The most common all-grade adverse events were pyrexia (62%), headache (36%), peripheral edema (25%), febrile neutropenia (25%), nausea (25%), hypokalemia (23%), rash (21%), tremor (20%), and constipation (20%). In all, 3 patients experienced treatment-related grade 5 adverse events: sepsis (n = 2) and candida infection (n = 1).

Neurological side effects occurred in approximately 50% of patients. Additionally, 11% experienced cytokine release syndrome. To address these side effects, the FDA approved blinatumomab with a Boxed Warning and Risk Evaluation and Mitigation Strategy (REMS).

The FDA recommended dose and schedule for blinatumomab in patients who weighed at least 45 kg is 9 mcg/day on days 1-7 and at 28 mcg/day on days 8-28 of the first 42-day cycle, and 28 mcg/day on days 1-28 in later cycles.
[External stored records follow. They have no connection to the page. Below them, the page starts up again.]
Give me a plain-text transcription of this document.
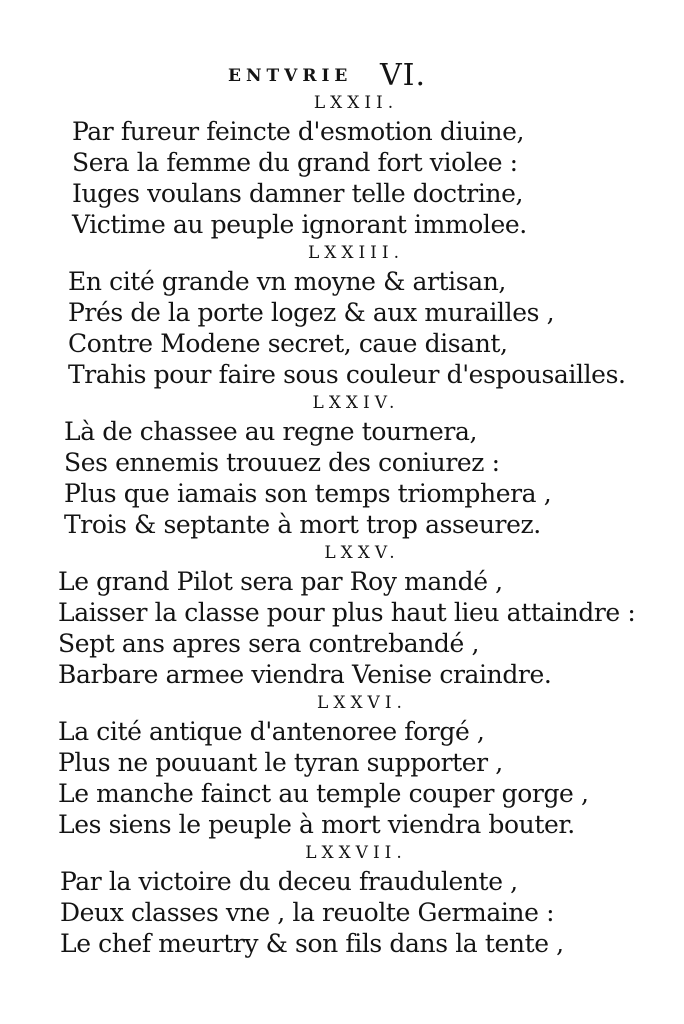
ENTVRIE VI.
LXXII.
Par fureur feincte d'esmotion diuine,
Sera la femme du grand fort violee :
Iuges voulans damner telle doctrine,
Victime au peuple ignorant immolee.
LXXIII.
En cité grande vn moyne & artisan,
Prés de la porte logez & aux murailles ,
Contre Modene secret, caue disant,
Trahis pour faire sous couleur d'espousailles.
LXXIV.
Là de chassee au regne tournera,
Ses ennemis trouuez des coniurez :
Plus que iamais son temps triomphera ,
Trois & septante à mort trop asseurez.
LXXV.
Le grand Pilot sera par Roy mandé ,
Laisser la classe pour plus haut lieu attaindre :
Sept ans apres sera contrebandé ,
Barbare armee viendra Venise craindre.
LXXVI.
La cité antique d'antenoree forgé ,
Plus ne pouuant le tyran supporter ,
Le manche fainct au temple couper gorge ,
Les siens le peuple à mort viendra bouter.
LXXVII.
Par la victoire du deceu fraudulente ,
Deux classes vne , la reuolte Germaine :
Le chef meurtry & son fils dans la tente ,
Blinatumomab is a recombinant, single-chain monoclonal antibody that possesses antigen-recognition sites for CD3 and CD19. The CD3 complex consists of T cell surface glycoproteins, while CD19 is a tumor-associated antigen. The combination of these recognition sites into 1 therapy is thought to promote cytotoxic T lymphocyte and helper T lymphocyte activity against CD19-expressing B lymphocytes.

In February 2006, the FDA granted blinatumomab an orphan drug designation as a treatment for types of indolent B-cell lymphoma, ALL, and chronic lymphocytic leukemia. At this time, Micromet was developing blinatumomab, labeled MT103; however, upon acquiring this company in 2012, Amgen accelerated exploration into the novel immunotherapy.